“It's a dog eat dog world, Sammy, and I'm wearing milkbone underwear.” – Norm from Cheers
You're not going to believe this.
After leaving the world of 9-to-5 employment, there are times where I think that I don't know what I'm doing. Maybe I've just been lucky so far, and that luck can end at any time?
I wonder if my dad ever felt that way. He started his own company at a relatively young age (in his late 20's, I guess), and ran his own business for 20 years until he passed away. I can't ask him. But I'm sure there were stressful periods along the way.
But sometimes I feel a little uncertain that I actually know what I'm doing, and today is one of those days.
Financially, I'm doing pretty well right now. I'm able to save most of my income, so on that measure, I am not living on any kind of edge.
But how long can this “run” continue? How long can I keep doing what I am doing and getting the same result? How many more times will I be able to withdraw from the great Internet money machine before it stops blessing me with it's favor?
(I also realize that it wasn't too long ago that I said, I truly believe that I can do anything. That's also true. I can do anything I want to do, but sometimes I wonder if I know what I'm doing.)

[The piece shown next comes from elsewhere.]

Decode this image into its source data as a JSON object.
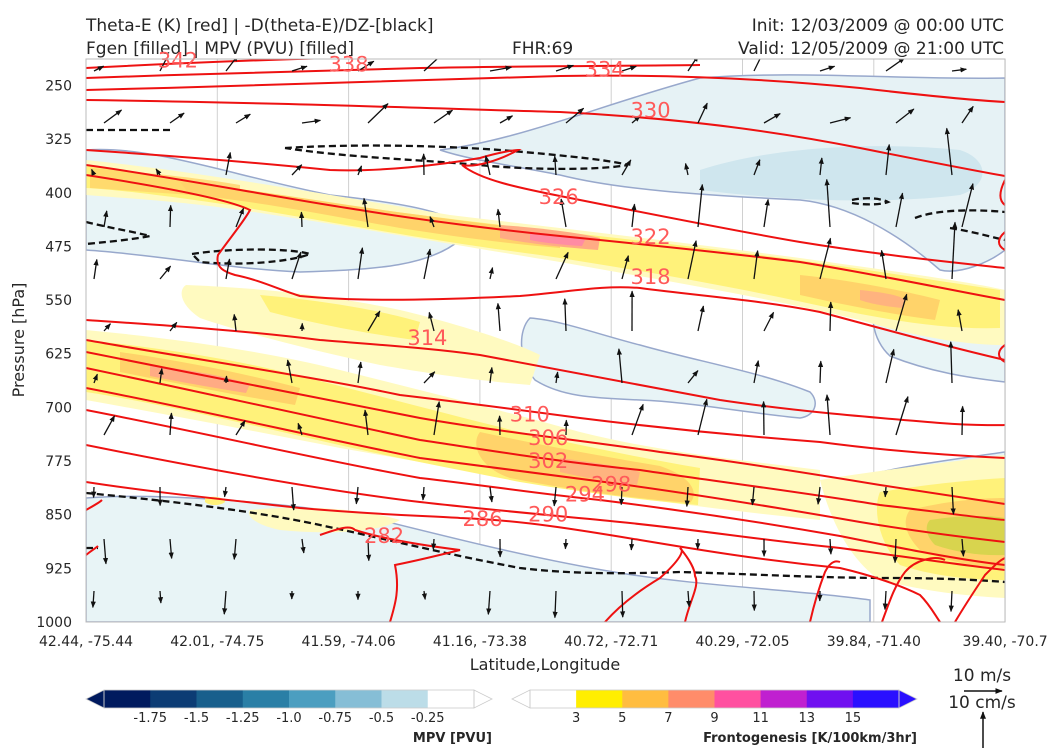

I have options of course. I could just keep doing what I've been doing. Put the blinders back on, don't worry about the future. Don't mess with success.
Or option two is that I could try to run faster. Hire more help. Create more courses. Get to that next level that I know is currently just a bit out of reach.
And finally, I could start building something that is impervious to rain. That's another angle too.
However, building something impervious to rain requires another layer of risk, effort, and dedication. And a new set of worries about the future.